Gerry travels to Israel where he finds Jerusalem surviving the apocalypse thanks to all the walls it has built to contain the Palestinians. The images of safe and free non-zombies protected on all sides by fortress-like walls from a crushing mob of savage zombies, reminds the viewer that the garrison state has many advantages. Indeed, the more segregated and controlled a society is, the better.

However, lacking the hard-core totalitarianism of the North Koreans, even Israel eventually succumbs to the hordes, although not without a valiant and courageous fight put up by the highly-competent Israeli regime.

With the help of the U.N., the U.S., Navy, The W.H.O., and a tough-as-nails female Israeli soldier, Gerry is eventually able to devise a solution that will finally allow the survivors to fight the zombies on relatively equal terms.

In the final scenes, thanks to government airlifts and interventions, ordinary people are able to avail themselves of this government-provided cure and perhaps overcome the invaders.

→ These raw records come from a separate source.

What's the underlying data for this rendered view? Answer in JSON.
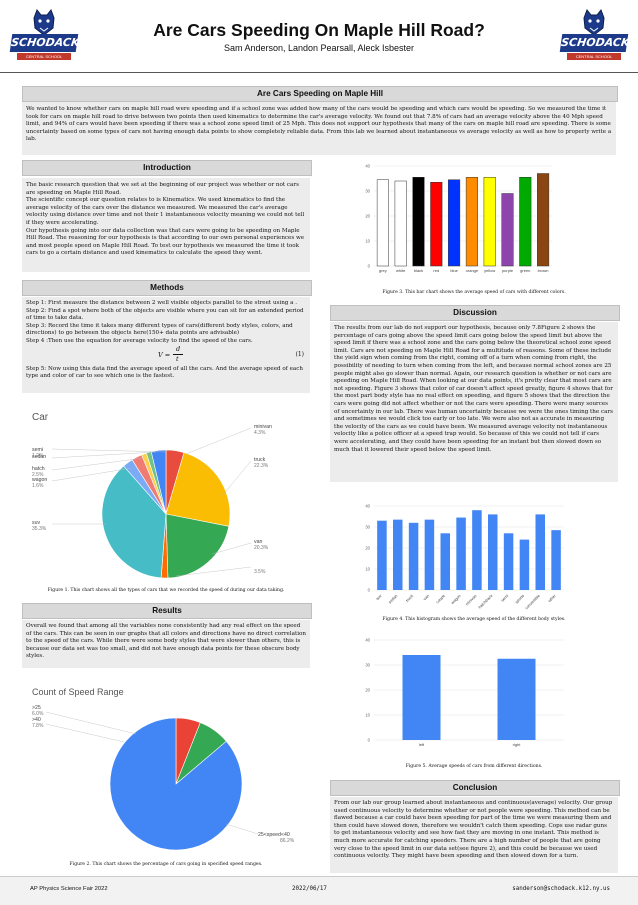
{
  "header": {
    "title": "Are Cars Speeding On Maple Hill Road?",
    "authors": "Sam Anderson, Landon Pearsall, Aleck Isbester",
    "logo_text": "SCHODACK",
    "logo_sub": "CENTRAL SCHOOL DISTRICT"
  },
  "abstract": {
    "heading": "Are Cars Speeding on Maple Hill",
    "text": "We wanted to know whether cars on maple hill road were speeding and if a school zone was added how many of the cars would be speeding and which cars would be speeding. So we measured the time it took for cars on maple hill road to drive between two points then used kinematics to determine the car's average velocity. We found out that 7.8% of cars had an average velocity above the 40 Mph speed limit, and 94% of cars would have been speeding if there was a school zone speed limit of 25 Mph. This does not support our hypothesis that many of the cars on maple hill road are speeding. There is some uncertainty based on some types of cars not having enough data points to show completely reliable data. From this lab we learned about instantaneous vs average velocity as well as how to properly write a lab."
  },
  "introduction": {
    "heading": "Introduction",
    "paragraphs": [
      "The basic research question that we set at the beginning of our project was whether or not cars are speeding on Maple Hill Road.",
      "The scientific concept our question relates to is Kinematics. We used kinematics to find the average velocity of the cars over the distance we measured. We measured the car's average velocity using distance over time and not their 1 instantaneous velocity meaning we could not tell if they were accelerating.",
      "Our hypothesis going into our data collection was that cars were going to be speeding on Maple Hill Road. The reasoning for our hypothesis is that according to our own personal experiences we and most people speed on Maple Hill Road. To test our hypothesis we measured the time it took cars to go a certain distance and used kinematics to calculate the speed they went."
    ]
  },
  "methods": {
    "heading": "Methods",
    "steps": [
      "Step 1: First measure the distance between 2 well visible objects parallel to the street using a .",
      "Step 2: Find a spot where both of the objects are visible where you can sit for an extended period of time to take data.",
      "Step 3: Record the time it takes many different types of cars(different body styles, colors, and directions) to go between the objects here(150+ data points are advisable)",
      "Step 4 :Then use the equation for average velocity to find the speed of the cars."
    ],
    "eq_lhs": "V =",
    "eq_num": "d",
    "eq_den": "t",
    "eq_label": "(1)",
    "step5": "Step 5: Now using this data find the average speed of all the cars. And the average speed of each type and color of car to see which one is the fastest."
  },
  "results": {
    "heading": "Results",
    "text": "Overall we found that among all the variables none consistently had any real effect on the speed of the cars. This can be seen in our graphs that all colors and directions have no direct correlation to the speed of the cars. While there were some body styles that were slower than others, this is because our data set was too small, and did not have enough data points for these obscure body styles."
  },
  "discussion": {
    "heading": "Discussion",
    "text": "The results from our lab do not support our hypothesis, because only 7.8Figure 2 shows the percentage of cars going above the speed limit cars going below the speed limit but above the speed limit if there was a school zone and the cars going below the theoretical school zone speed limit. Cars are not speeding on Maple Hill Road for a multitude of reasons. Some of these include the yield sign when coming from the right, coming off of a turn when coming from right, the possibility of needing to turn when coming from the left, and because normal school zones are 25 people might also go slower than normal. Again, our research question is whether or not cars are speeding on Maple Hill Road. When looking at our data points, it's pretty clear that most cars are not speeding. Figure 3 shows that color of car doesn't affect speed greatly, figure 4 shows that for the most part body style has no real effect on speeding, and figure 5 shows that the direction the cars were going did not affect whether or not the cars were speeding. There were many sources of uncertainty in our lab. There was human uncertainty because we were the ones timing the cars and sometimes we would click too early or too late. We were also not as accurate in measuring the velocity of the cars as we could have been. We measured average velocity not instantaneous velocity like a police officer at a speed trap would. So because of this we could not tell if cars were accelerating, and they could have been speeding for an instant but then slowed down so much that it lowered their speed below the speed limit."
  },
  "conclusion": {
    "heading": "Conclusion",
    "text": "From our lab our group learned about instantaneous and continuous(average) velocity. Our group used continuous velocity to determine whether or not people were speeding. This method can be flawed because a car could have been speeding for part of the time we were measuring them and then could have slowed down, therefore we wouldn't catch them speeding. Cops use radar guns to get instantaneous velocity and see how fast they are moving in one instant. This method is much more accurate for catching speeders. There are a high number of people that are going very close to the speed limit in our data set(see figure 2), and this could be because we used continuous velocity. They might have been speeding and then slowed down for a turn."
  },
  "captions": {
    "fig1": "Figure 1. This chart shows all the types of cars that we recorded the speed of during our data taking.",
    "fig2": "Figure 2. This chart shows the percentage of cars going in specified speed ranges.",
    "fig3": "Figure 3. This bar chart shows the average speed of cars with different colors.",
    "fig4": "Figure 4. This histogram shows the average speed of the different body styles.",
    "fig5": "Figure 5. Average speeds of cars from different directions."
  },
  "footer": {
    "left": "AP Physics Science Fair 2022",
    "center": "2022/06/17",
    "right": "sanderson@schodack.k12.ny.us"
  },
  "chart_data": [
    {
      "type": "pie",
      "title": "Car",
      "labels": [
        "minivan",
        "truck",
        "van",
        "wagon",
        "suv",
        "hatch",
        "coupe",
        "sedan",
        "semi",
        "convertible"
      ],
      "display": [
        "minivan",
        "truck",
        "van",
        "wagon",
        "suv",
        "hatch",
        "",
        "sedan",
        "semi",
        ""
      ],
      "values": [
        4.3,
        22.3,
        20.3,
        1.6,
        35.3,
        2.5,
        2.5,
        1.2,
        1.2,
        3.5
      ],
      "value_labels": [
        "4.3%",
        "22.3%",
        "20.3%",
        "1.6%",
        "35.3%",
        "2.5%",
        "",
        "",
        "1.2%",
        "3.5%"
      ],
      "colors": [
        "#e74c3c",
        "#fbbc04",
        "#34a853",
        "#ff6d01",
        "#46bdc6",
        "#7baaf7",
        "#f07b72",
        "#fcd04f",
        "#71c287",
        "#4285f4"
      ]
    },
    {
      "type": "pie",
      "title": "Count of Speed Range",
      "labels": [
        ">25",
        ">40",
        "25<speed<40"
      ],
      "values": [
        6.0,
        7.8,
        86.2
      ],
      "value_labels": [
        "6.0%",
        "7.8%",
        "86.2%"
      ],
      "colors": [
        "#ea4335",
        "#34a853",
        "#4285f4"
      ],
      "legend": "left"
    },
    {
      "type": "bar",
      "categories": [
        "grey",
        "white",
        "black",
        "red",
        "blue",
        "orange",
        "yellow",
        "purple",
        "green",
        "brown"
      ],
      "values": [
        34.5,
        34,
        35.5,
        33.5,
        34.5,
        35.5,
        35.5,
        29,
        35.5,
        37
      ],
      "colors": [
        "#ffffff",
        "#ffffff",
        "#000000",
        "#ff0000",
        "#0033ff",
        "#ff8c00",
        "#ffff00",
        "#8e44ad",
        "#00aa00",
        "#8b4513"
      ],
      "ylim": [
        0,
        40
      ],
      "yticks": [
        0,
        10,
        20,
        30,
        40
      ]
    },
    {
      "type": "bar",
      "categories": [
        "suv",
        "sedan",
        "truck",
        "van",
        "coupe",
        "wagon",
        "minivan",
        "hatchback",
        "semi",
        "sports",
        "convertible",
        "other"
      ],
      "values": [
        33,
        33.5,
        32,
        33.5,
        27,
        34.5,
        38,
        36,
        27,
        24,
        36,
        28.5
      ],
      "color": "#4285f4",
      "ylim": [
        0,
        40
      ],
      "yticks": [
        0,
        10,
        20,
        30,
        40
      ]
    },
    {
      "type": "bar",
      "categories": [
        "left",
        "right"
      ],
      "values": [
        34,
        32.5
      ],
      "color": "#4285f4",
      "ylim": [
        0,
        40
      ],
      "yticks": [
        0,
        10,
        20,
        30,
        40
      ]
    }
  ]
}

It is somewhat difficult to overstate how profoundly authoritarian and statist is World War Z, and the film employs many of the Cold War-era narrative elements that instructed viewers to trust and rely on government experts and military might while regarding the general population as nothing but a faceless, helpless mob.

Thus, we see in World War Z some similarities with 1950s UFO films in which government scientists and military personnel are our last great hope, all wound up together with war movies or the same era portraying Japanese, communist, and Arab invaders crushing in upon outposts of (usually American) civilization.

At the same time, the film, while employing zombies as a plot device, is essentially a movie about a disease pandemic like Outbreak (1995) and The Andromeda Strain (1971) and as such, the heroes inWorld War Z are the official state forces who seek to contain the disease in the face of a clueless or panicking populace.

It should be noted, by the way, that zombie films need not employ these narratives. Numerous zombie films and television shows, such as Night of the Living Dead (1968) and The Walking Dead (2010- ) imply instead that survival is assured by localized resistance or small bands of survivors who rebuild society in the new world. In such cases, the central government is often nothing more than a far-off and irrelevant memory.

In World War Z, however, the sheer aggression and numerical advantage of the zombies makes it pretty clear that total destruction of the human race will be athand without the efforts of Gerry and his friends in high places.